Les présentateurs du JT annoncent ça avec une mine réjouie. La seule chose qui les choque, c’est que - d’après la Cour des comptes - cet argent va en grande partie au remboursement de la dette au lieu d’aller à l’amélioration des conditions de sécurité. 

Alors nous, ce qui nous choque, c’est que pour être allés à 96 au lieu de 90, et demain à 87 au lieu de 80, on nous enlève un point. Et que la vitesse à laquelle on perd les maigres douze points de notre permis est vertigineuse. Surtout si, inquiète, on a répondu une fois en voiture à un appel urgent de la nounou alors que bébé avait 40 de fièvre. « Prendre dans la main son iPhone » vous enlève trois points d’un coup...

Or, sans permis, vous ne pourrez plus rouler. C’est-à-dire vous déplacer, travailler, aller chez le médecin, faire vos courses... Vivre, enfin. 

Alors, cet argent, Messieurs les présentateurs du JT, nous, on préfère encore qu’il serve à rembourser la dette plutôt qu’à acheter de nouveaux radars.

Avez-vous déjà, réduits à deux points et, donc, au bord de la catastrophe, fait des stages de rattrapage de points ? Au bout de trois stages et 900 euros dépensés – 300 euros par stage -, vous aurez sans doute constaté :
1) Que ça ne sert à rien. 
2) Qu’on y rencontre les gens les plus toniques qui soient.
3) Que le 2 explique le 1. Un esprit libre reste un esprit libre, et il ne deviendra pas, du jour au lendemain, un papy Mougeot qui vit à 30 à l’heure.

Vivement une « appli » qui proposera de vous conduire partout et tout le temps en prenant pour elle amendes et retraits de permis. Illégal ? Peut-être, mais est-il légal, est-il constitutionnel même, compte tenu de la Déclaration des droits de l'homme de 1789 qui forme le préambule de la Constitution, de restreindre autant la liberté de circulation des citoyens ? D’instaurer un impôt déguisé frappant les seuls automobilistes ? La gabelle, l’impôt sur les portes et fenêtres, tous ces abus de l’Ancien Régime tant dénoncés réapparaissent. Au moins, à l’époque, ils finançaient Chambord, puis Versailles.
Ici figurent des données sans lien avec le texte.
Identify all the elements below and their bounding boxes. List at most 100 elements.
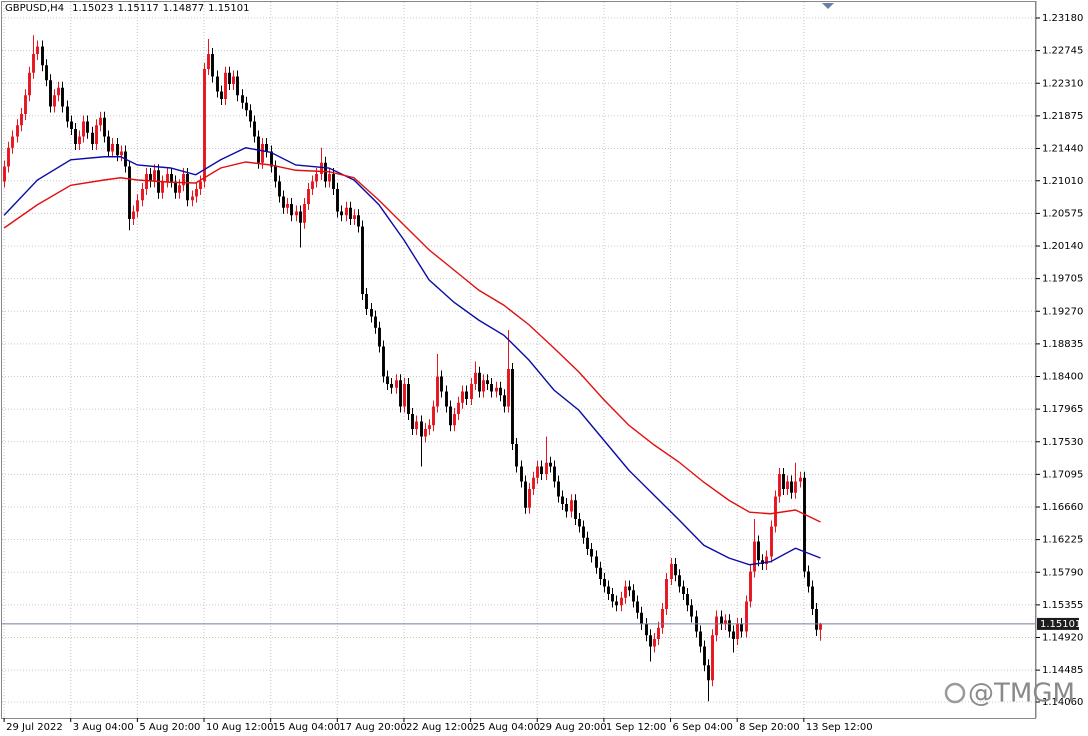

Là, ils financent la dette mais aussi « le budget de l’État » et, donc, les dépenses somptuaires des directeurs d’Air France ou de la SNCF, entreprises qui nous font subir grève sur grève, entravant eux aussi... notre liberté de circulation ! Ainsi que les indemnités des maires de grandes villes qui laissent les nids de poule, racines d’arbre et autres avanies rendre les rues dangereuses, et autorisent les vélos à brûler les feux, rouler à contresens et monopoliser des voies de circulation qui permettaient, jusqu’ici, aux voitures de traverser leur ville à peu près normalement.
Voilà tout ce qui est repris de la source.